# One Of My Fave Cheapie Quartz's



## JonW (Mar 23, 2005)

I never thought Id like another quartzx but this is a pick up and wear watch of the highest order... hard to come by these days as discontinued but originally sold on the bay for next to nowt...


----------



## Running_man (Dec 2, 2005)

Great pictures Jon, especially the underwater one. Great looking watch too.









Andrew.


----------



## JonW (Mar 23, 2005)

Thanks mate, It sort of looks like the water is missing the watch... I took lots of these but this seemed the best of them... I was trying to shade the sunlight as well as stop the camera getting wet... scary!


----------



## Mothman (Oct 11, 2005)

Great photos John. I love those Orsa Pro divers, but like you say they are now not easy to come by. I especially like the orange version and I hope to acquire one in the future.

Richard


----------



## JonW (Mar 23, 2005)

Thanks Richard, much appreciated.
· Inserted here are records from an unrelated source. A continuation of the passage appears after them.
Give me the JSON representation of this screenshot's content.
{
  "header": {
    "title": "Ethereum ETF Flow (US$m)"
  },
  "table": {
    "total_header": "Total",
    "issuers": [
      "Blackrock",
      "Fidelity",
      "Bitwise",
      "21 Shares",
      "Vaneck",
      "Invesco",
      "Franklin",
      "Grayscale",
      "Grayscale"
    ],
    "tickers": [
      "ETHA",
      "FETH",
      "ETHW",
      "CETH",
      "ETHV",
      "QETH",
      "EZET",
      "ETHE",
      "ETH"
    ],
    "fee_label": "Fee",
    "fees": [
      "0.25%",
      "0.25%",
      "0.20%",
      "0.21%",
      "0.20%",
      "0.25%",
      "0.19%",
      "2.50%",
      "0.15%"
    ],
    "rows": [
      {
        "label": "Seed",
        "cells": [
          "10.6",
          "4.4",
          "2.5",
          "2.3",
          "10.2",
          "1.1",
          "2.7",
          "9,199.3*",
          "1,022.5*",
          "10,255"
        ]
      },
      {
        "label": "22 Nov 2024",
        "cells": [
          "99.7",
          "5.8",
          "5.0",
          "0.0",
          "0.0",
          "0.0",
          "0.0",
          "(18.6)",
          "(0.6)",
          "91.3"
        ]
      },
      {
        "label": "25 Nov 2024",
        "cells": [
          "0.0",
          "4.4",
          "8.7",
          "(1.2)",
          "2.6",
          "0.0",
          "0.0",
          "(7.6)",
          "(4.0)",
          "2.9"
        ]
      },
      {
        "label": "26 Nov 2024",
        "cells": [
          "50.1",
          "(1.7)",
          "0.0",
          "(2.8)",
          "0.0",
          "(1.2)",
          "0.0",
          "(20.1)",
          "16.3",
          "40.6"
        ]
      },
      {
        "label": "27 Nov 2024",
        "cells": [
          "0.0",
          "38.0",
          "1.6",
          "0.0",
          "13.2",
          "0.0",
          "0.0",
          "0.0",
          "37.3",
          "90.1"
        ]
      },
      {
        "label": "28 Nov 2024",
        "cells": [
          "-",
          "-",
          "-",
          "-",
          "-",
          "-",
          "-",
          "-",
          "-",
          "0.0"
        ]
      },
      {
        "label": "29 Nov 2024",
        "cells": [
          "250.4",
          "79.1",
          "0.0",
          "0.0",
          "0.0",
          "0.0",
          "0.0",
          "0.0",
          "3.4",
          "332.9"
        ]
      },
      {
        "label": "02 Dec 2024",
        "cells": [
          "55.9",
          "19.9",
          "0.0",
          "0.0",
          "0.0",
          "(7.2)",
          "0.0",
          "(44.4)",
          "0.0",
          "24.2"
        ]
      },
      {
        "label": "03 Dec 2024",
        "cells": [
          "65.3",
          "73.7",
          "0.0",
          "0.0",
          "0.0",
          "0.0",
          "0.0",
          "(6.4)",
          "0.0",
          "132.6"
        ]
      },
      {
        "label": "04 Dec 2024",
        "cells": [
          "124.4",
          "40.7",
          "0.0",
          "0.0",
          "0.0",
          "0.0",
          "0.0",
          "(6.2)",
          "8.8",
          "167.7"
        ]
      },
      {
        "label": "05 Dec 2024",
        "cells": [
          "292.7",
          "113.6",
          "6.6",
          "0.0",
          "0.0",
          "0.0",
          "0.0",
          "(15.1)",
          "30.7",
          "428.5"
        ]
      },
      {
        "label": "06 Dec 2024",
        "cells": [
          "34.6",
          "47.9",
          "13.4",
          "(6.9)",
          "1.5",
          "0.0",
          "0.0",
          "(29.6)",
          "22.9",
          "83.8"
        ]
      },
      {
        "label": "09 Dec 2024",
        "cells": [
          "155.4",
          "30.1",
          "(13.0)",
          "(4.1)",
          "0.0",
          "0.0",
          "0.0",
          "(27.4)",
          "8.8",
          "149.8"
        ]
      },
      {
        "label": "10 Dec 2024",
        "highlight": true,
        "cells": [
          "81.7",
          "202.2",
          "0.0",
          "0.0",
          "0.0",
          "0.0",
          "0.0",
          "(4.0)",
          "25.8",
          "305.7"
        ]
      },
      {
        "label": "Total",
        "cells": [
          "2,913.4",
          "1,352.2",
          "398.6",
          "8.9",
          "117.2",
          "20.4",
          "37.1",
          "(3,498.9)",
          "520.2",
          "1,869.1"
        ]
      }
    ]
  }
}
Yes a few months back you saw them all over the forums and now its all wanted ads... Im considering sending this one off for a lumpy relume in orange and blue... hey Im a man of poor taste!









PS cheers for the edit Jase. much appreciated!


----------



## r1ch (Feb 2, 2004)

Cool pics Jon







Watch nice as well of course..

Rich


----------



## dapper (Jun 18, 2004)

Kronos are pretty good, too









I think the chap who makes them, Ray Wong, used to make the Orsas for Berg.


----------



## JonW (Mar 23, 2005)

He did indeed and then I think he also made a few Orsas after him and Berg went their seperate ways much to the chagrin of Berg or so i read... ooops...


----------